I quickly wiped the tears from my cheeks and sat back on to the couch. “I need to call my parents and let them know I’m coming back home. My sister will absolutely love this failure. You know how Kara is. This gives her a little more ammo to be the perfect daughter.”

“Screw that bitch. She needs to seriously get a fucking life and stay out of yours. As far as your parents’ house goes, you are not going there.” I could hear her shuffling around through the phone. “You’re moving back in here. Your room’s still open, and this is not up for debate. So before you decide to argue with me, remember I don’t give a shit what you’ve got to say about it.”

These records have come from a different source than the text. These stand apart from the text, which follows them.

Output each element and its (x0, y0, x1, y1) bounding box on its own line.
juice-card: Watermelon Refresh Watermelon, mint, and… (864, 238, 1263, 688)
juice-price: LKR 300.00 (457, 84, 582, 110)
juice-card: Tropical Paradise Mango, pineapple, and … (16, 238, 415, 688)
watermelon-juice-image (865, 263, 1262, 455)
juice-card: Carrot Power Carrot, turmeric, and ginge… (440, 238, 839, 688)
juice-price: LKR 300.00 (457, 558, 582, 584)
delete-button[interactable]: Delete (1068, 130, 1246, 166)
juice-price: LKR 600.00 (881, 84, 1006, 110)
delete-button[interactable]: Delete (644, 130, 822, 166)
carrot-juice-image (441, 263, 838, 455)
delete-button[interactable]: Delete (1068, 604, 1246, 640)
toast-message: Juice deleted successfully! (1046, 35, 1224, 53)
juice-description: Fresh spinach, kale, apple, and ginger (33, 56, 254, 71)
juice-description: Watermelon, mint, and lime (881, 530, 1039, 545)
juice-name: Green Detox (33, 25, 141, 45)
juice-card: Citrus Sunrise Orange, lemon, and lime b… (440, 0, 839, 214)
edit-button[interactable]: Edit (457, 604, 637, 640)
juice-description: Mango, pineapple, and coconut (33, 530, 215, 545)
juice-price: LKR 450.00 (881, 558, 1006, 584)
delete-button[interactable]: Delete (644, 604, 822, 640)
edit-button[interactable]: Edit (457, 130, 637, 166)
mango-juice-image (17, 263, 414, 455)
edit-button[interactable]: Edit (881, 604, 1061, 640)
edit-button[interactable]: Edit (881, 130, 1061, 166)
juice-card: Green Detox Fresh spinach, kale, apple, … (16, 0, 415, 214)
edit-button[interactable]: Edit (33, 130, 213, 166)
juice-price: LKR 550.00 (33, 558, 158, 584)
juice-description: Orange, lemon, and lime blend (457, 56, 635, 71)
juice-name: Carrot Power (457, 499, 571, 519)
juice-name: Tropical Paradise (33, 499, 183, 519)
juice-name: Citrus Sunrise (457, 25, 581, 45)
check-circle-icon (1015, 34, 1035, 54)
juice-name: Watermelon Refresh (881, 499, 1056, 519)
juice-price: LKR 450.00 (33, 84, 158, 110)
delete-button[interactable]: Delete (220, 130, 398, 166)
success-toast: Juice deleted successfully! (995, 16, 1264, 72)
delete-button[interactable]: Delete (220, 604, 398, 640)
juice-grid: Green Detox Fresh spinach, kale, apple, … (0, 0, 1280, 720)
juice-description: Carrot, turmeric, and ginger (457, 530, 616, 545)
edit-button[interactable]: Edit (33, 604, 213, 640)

I knew she was right, so there was no use arguing with her. I had to admit that moving back in with Riley was something I could use right now. I needed someone I was close to. Carson’s recent actions had left me vulnerable and needy. I wanted to feel wanted, loved. Over the last couple months he had slowly withdrawn from me.

I knew I wasn’t desirable right now. I felt like the Goodyear blimp, and I waddled. Our sex life was nonexistent and the furthest thing from my mind. Hell, he was probably getting it from someone else.



***



Riley showed up about forty-five minutes later with Max and Zander following closely behind. The moment I saw her I broke down again. I felt like an idiot. The problem was I wasn’t honestly sure how I failed.

Getting pregnant wasn’t planned, but Carson accepted it. At least I thought he had. At first he was so attentive and sweet. Now everything was changing. He started going out again on the weekends with his friends, which soon led to weekdays as well. He would come home drunk and crawl into bed, waking me up. Yeah, he honestly thought I was just going to roll over at two in the morning to let him have his way with me.

Eventually he stopped trying, and now half the time he didn’t even come home. If he wasn’t at work, then he was at the gym or Pearce’s house getting loaded. I felt lost and defeated. I loved Carson so much, and it killed me things were turning out the way they were.

Everyone stayed to themselves as we moved from room to room packing my things. I had made up my mind that the furniture could wait. The only big items I chose to take now were my bedroom furniture. Carson had set it up in the spare bedroom when I moved in. Max and Zander moved quickly, and Riley helped with the smaller items.

My heart was slowly breaking with each item I placed into a box. I had let myself imagine a life with Carson. I envisioned all the times we would rock our baby to sleep or snuggle on the couch for a movie with our child resting belly down on his chest.